Problem: The sides of an isosceles triangle are $\cos x,$ $\cos x,$ and $\cos 7x,$ and its vertex angle is $2x.$  (All angle measurements are in degrees.)  Enter all possible values of $x,$ separated by commas.
Explanation: Note that angle $x$ must be acute.

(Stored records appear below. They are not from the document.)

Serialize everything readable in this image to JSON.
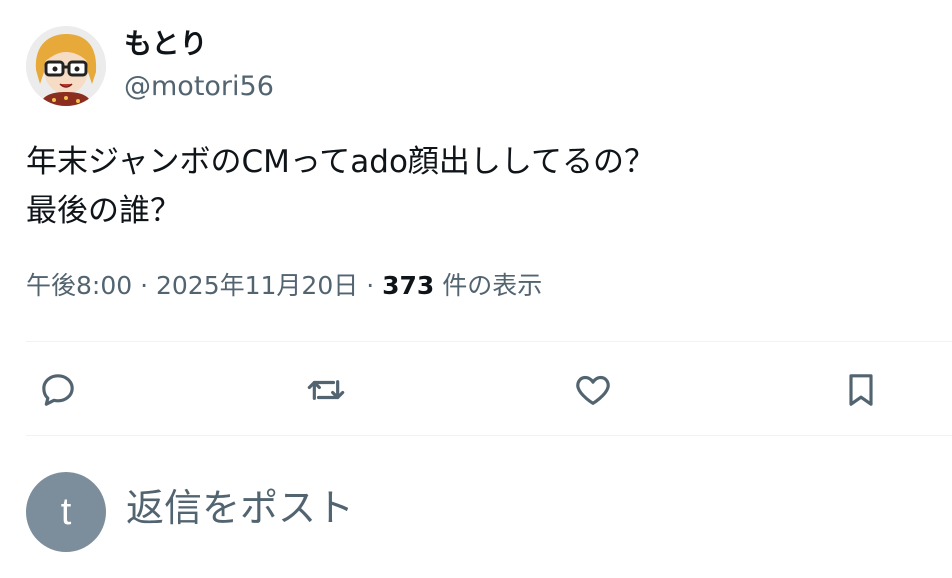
{
  "author": {
    "display_name": "もとり",
    "handle": "@motori56"
  },
  "post": {
    "lines": [
      "年末ジャンボのCMってado顔出ししてるの？",
      "最後の誰？"
    ],
    "time": "午後8:00",
    "separator": "·",
    "date": "2025年11月20日",
    "views_count": "373",
    "views_label": "件の表示"
  },
  "actions": {
    "reply_icon": "reply-icon",
    "repost_icon": "repost-icon",
    "like_icon": "like-icon",
    "bookmark_icon": "bookmark-icon"
  },
  "reply_box": {
    "avatar_letter": "t",
    "placeholder": "返信をポスト"
  },
  "colors": {
    "text_primary": "#0f1419",
    "text_secondary": "#536471",
    "divider": "#eff3f4",
    "reply_avatar_bg": "#7c8e9c"
  }
}
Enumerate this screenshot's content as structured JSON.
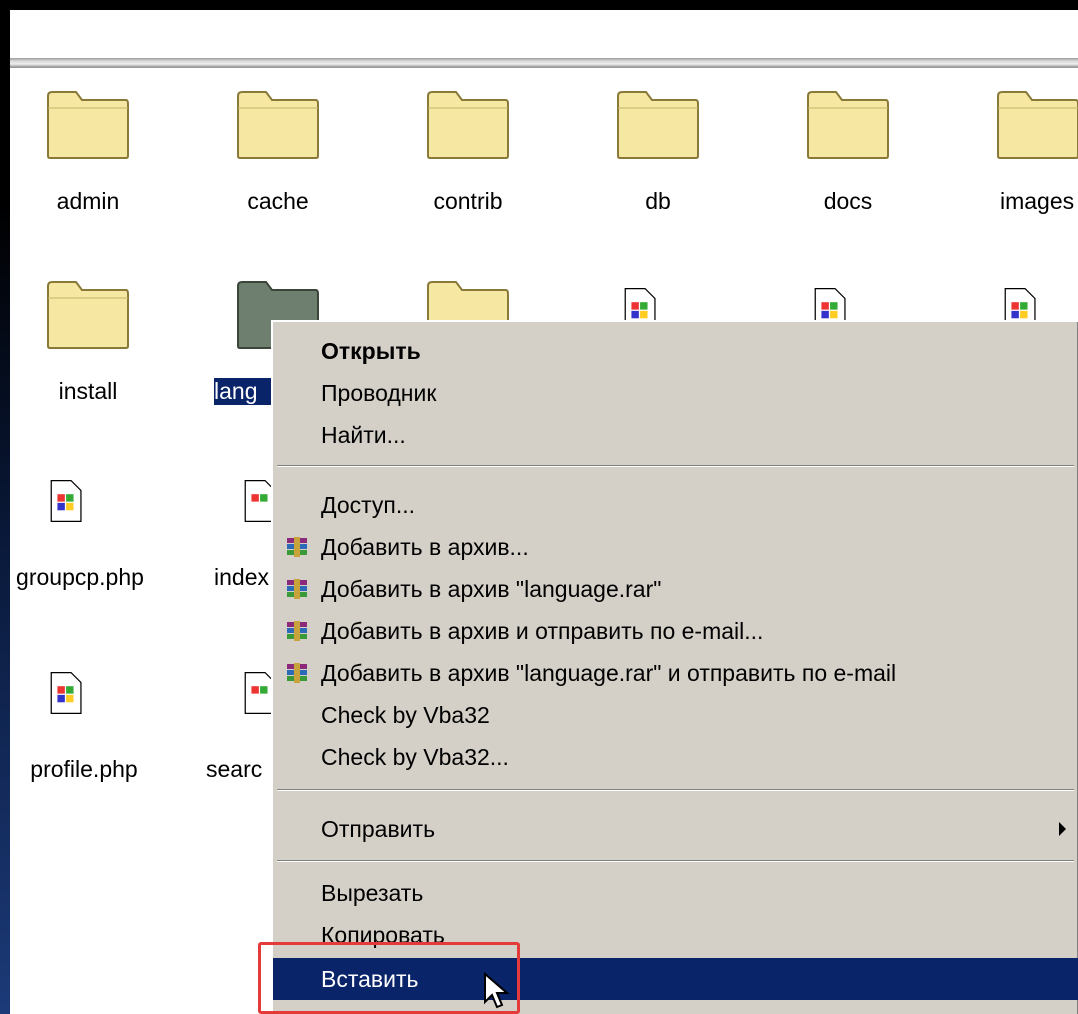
{
  "window": {
    "folders_row1": [
      "admin",
      "cache",
      "contrib",
      "db",
      "docs",
      "images"
    ],
    "folders_row2": [
      "install",
      "lang",
      ""
    ],
    "files": [
      "groupcp.php",
      "index",
      "profile.php",
      "searc"
    ]
  },
  "context_menu": {
    "items": {
      "open": "Открыть",
      "explorer": "Проводник",
      "find": "Найти...",
      "sharing": "Доступ...",
      "add_archive": "Добавить в архив...",
      "add_language_rar": "Добавить в архив \"language.rar\"",
      "add_archive_email": "Добавить в архив и отправить по e-mail...",
      "add_language_rar_email": "Добавить в архив \"language.rar\" и отправить по e-mail",
      "check_vba32": "Check by Vba32",
      "check_vba32_dots": "Check by Vba32...",
      "send_to": "Отправить",
      "cut": "Вырезать",
      "copy": "Копировать",
      "paste": "Вставить"
    }
  },
  "colors": {
    "menu_bg": "#d4d0c8",
    "highlight": "#0a246a",
    "folder_yellow": "#f7e9a0",
    "annotation_red": "#e53a3a"
  }
}
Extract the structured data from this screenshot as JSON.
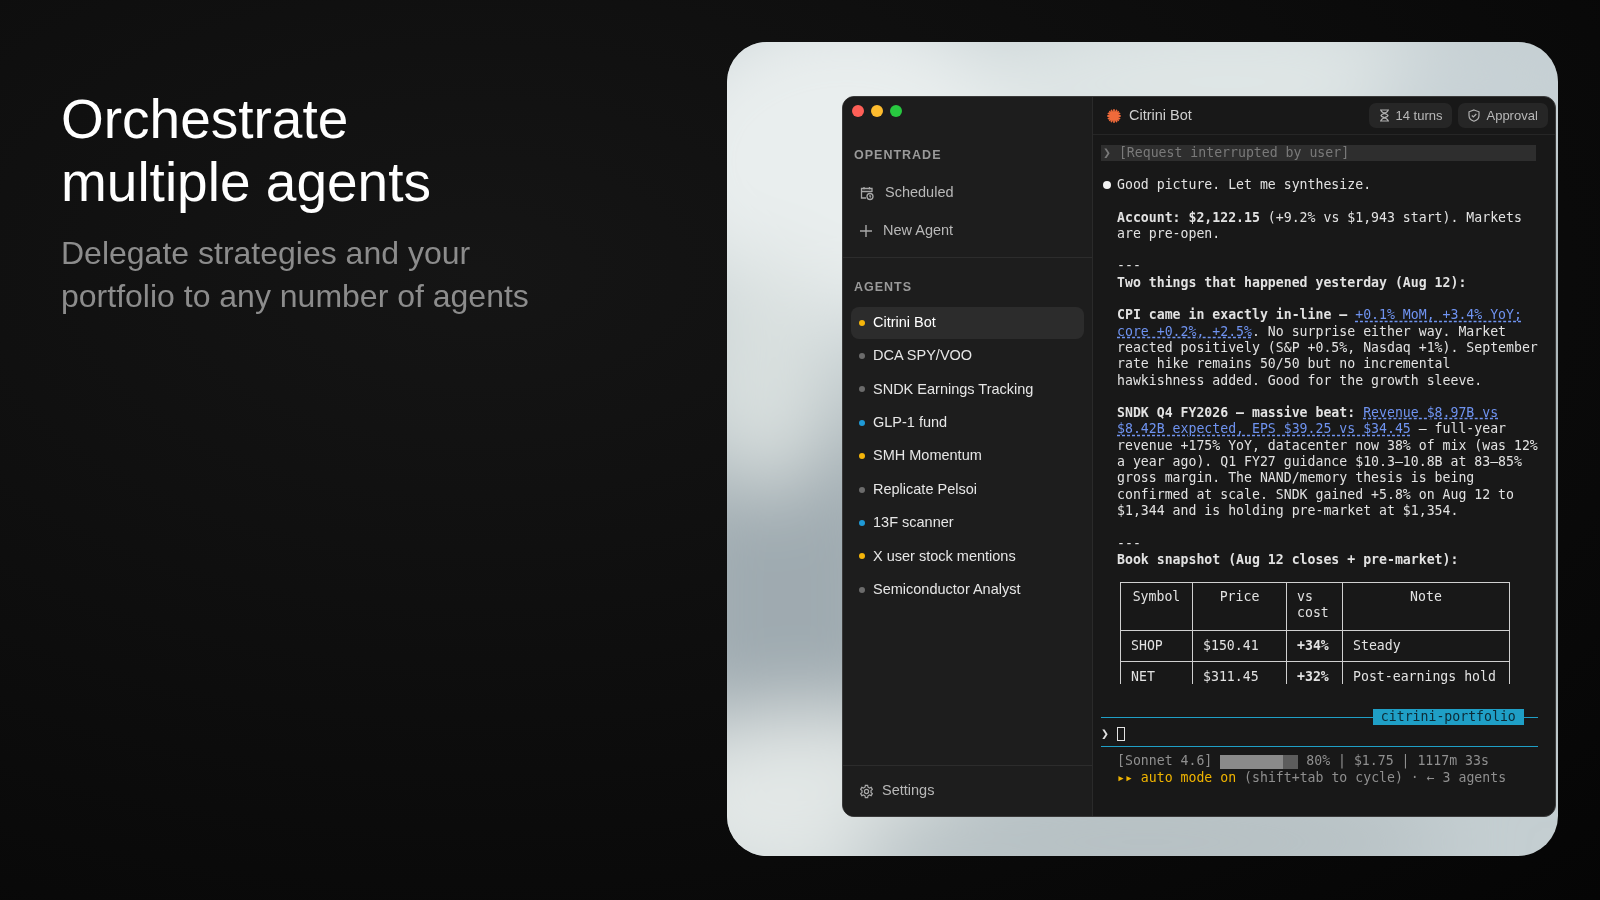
{
  "hero": {
    "title_lines": [
      "Orchestrate",
      "multiple agents"
    ],
    "subtitle_lines": [
      "Delegate strategies and your",
      "portfolio to any number of agents"
    ]
  },
  "sidebar": {
    "app_title": "OPENTRADE",
    "nav": [
      {
        "kind": "schedule",
        "label": "Scheduled"
      },
      {
        "kind": "new",
        "label": "New Agent"
      }
    ],
    "agents_title": "AGENTS",
    "agents": [
      {
        "name": "Citrini Bot",
        "color": "#f5b50a",
        "selected": true
      },
      {
        "name": "DCA SPY/VOO",
        "color": "#6b6b6b",
        "selected": false
      },
      {
        "name": "SNDK Earnings Tracking",
        "color": "#6b6b6b",
        "selected": false
      },
      {
        "name": "GLP-1 fund",
        "color": "#1f9ad6",
        "selected": false
      },
      {
        "name": "SMH Momentum",
        "color": "#f5b50a",
        "selected": false
      },
      {
        "name": "Replicate Pelsoi",
        "color": "#6b6b6b",
        "selected": false
      },
      {
        "name": "13F scanner",
        "color": "#1f9ad6",
        "selected": false
      },
      {
        "name": "X user stock mentions",
        "color": "#f5b50a",
        "selected": false
      },
      {
        "name": "Semiconductor Analyst",
        "color": "#6b6b6b",
        "selected": false
      }
    ],
    "settings": "Settings"
  },
  "header": {
    "title": "Citrini Bot",
    "chips": [
      {
        "kind": "turns",
        "label": "14 turns"
      },
      {
        "kind": "approval",
        "label": "Approval"
      }
    ]
  },
  "transcript": [
    {
      "kind": "interrupted",
      "text": "❯ [Request interrupted by user]"
    },
    {
      "kind": "bullet",
      "text": "Good picture. Let me synthesize."
    },
    {
      "kind": "paragraph",
      "lines": [
        [
          {
            "kind": "text",
            "text": "**Account: $2,122.15** (+9.2% vs $1,943 start). Markets"
          }
        ],
        [
          {
            "kind": "text",
            "text": "are pre-open."
          }
        ]
      ]
    },
    {
      "kind": "rule",
      "text": "---"
    },
    {
      "kind": "heading",
      "text": "Two things that happened yesterday (Aug 12):"
    },
    {
      "kind": "paragraph",
      "lines": [
        [
          {
            "kind": "text",
            "text": "**CPI came in exactly in-line —** "
          },
          {
            "kind": "link",
            "text": "+0.1% MoM, +3.4% YoY;"
          }
        ],
        [
          {
            "kind": "link",
            "text": "core +0.2%, +2.5%"
          },
          {
            "kind": "text",
            "text": ". No surprise either way. Market"
          }
        ],
        [
          {
            "kind": "text",
            "text": "reacted positively (S&P +0.5%, Nasdaq +1%). September"
          }
        ],
        [
          {
            "kind": "text",
            "text": "rate hike remains 50/50 but no incremental"
          }
        ],
        [
          {
            "kind": "text",
            "text": "hawkishness added. Good for the growth sleeve."
          }
        ]
      ]
    },
    {
      "kind": "paragraph",
      "lines": [
        [
          {
            "kind": "text",
            "text": "**SNDK Q4 FY2026 — massive beat:** "
          },
          {
            "kind": "link",
            "text": "Revenue $8.97B vs"
          }
        ],
        [
          {
            "kind": "link",
            "text": "$8.42B expected, EPS $39.25 vs $34.45"
          },
          {
            "kind": "text",
            "text": " — full-year"
          }
        ],
        [
          {
            "kind": "text",
            "text": "revenue +175% YoY, datacenter now 38% of mix (was 12%"
          }
        ],
        [
          {
            "kind": "text",
            "text": "a year ago). Q1 FY27 guidance $10.3–10.8B at 83–85%"
          }
        ],
        [
          {
            "kind": "text",
            "text": "gross margin. The NAND/memory thesis is being"
          }
        ],
        [
          {
            "kind": "text",
            "text": "confirmed at scale. SNDK gained +5.8% on Aug 12 to"
          }
        ],
        [
          {
            "kind": "text",
            "text": "$1,344 and is holding pre-market at $1,354."
          }
        ]
      ]
    },
    {
      "kind": "rule",
      "text": "---"
    },
    {
      "kind": "heading",
      "text": "Book snapshot (Aug 12 closes + pre-market):"
    },
    {
      "kind": "table",
      "columns": [
        "Symbol",
        "Price",
        "vs cost",
        "Note"
      ],
      "rows": [
        [
          "SHOP",
          "$150.41",
          "+34%",
          "Steady"
        ],
        [
          "NET",
          "$311.45",
          "+32%",
          "Post-earnings hold"
        ]
      ]
    }
  ],
  "input": {
    "tag": "citrini-portfolio",
    "prompt": "❯"
  },
  "status": {
    "model": "[Sonnet 4.6]",
    "context": {
      "level": 0.8
    },
    "reading": "80% | $1.75 | 1117m 33s",
    "mode": "▸▸ auto mode on",
    "hint": "(shift+tab to cycle) · ← 3 agents"
  }
}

If we drop an altitude from the vertex of the isosceles triangle, then we obtain two right triangles, where one of the angles is $x,$ the opposite side is $\frac{\cos 7x}{2},$ and the hypotenuse is $\cos x.$  Hence,
\[\sin x = \frac{\frac{\cos 7x}{2}}{\cos x} = \frac{\cos 7x}{2 \cos x}.\]Then $\cos 7x = 2 \sin x \cos x = \sin 2x.$  We can write this as $\cos 7x = \cos (90^\circ - 2x).$  Then the angles $7x$ and $90^\circ - 2x$ must either add up to a multiple of $180^\circ,$ or differ by a multiple of $90^\circ.$

In the first case,
\[7x + 90^\circ - 2x = 180^\circ k\]for some integer $k.$  Then
\[x = 36^\circ k - 18^\circ.\]The only acute angles of this form are $18^\circ$ and $54^\circ.$  Furthermore, if $x = 18^\circ,$ then $\cos 7x = \cos 126^\circ < 0.$  We check that $x = 54^\circ$ works.

In the second case,
\[7x - (90^\circ - 2x) = 180^\circ k\]for some integer $k.$  Then
\[x = 20^\circ k + 10^\circ.\]The only acute angles of this form are $10^\circ,$ $30^\circ,$ $50^\circ,$ and $70^\circ.$  Again, $\cos 7x < 0$ for $x = 30^\circ$ and $70^\circ.$  We check that $10^\circ$ and $50^\circ$ work.

Thus, the possible values of $x$ are $\boxed{10^\circ, 50^\circ, 54^\circ}.$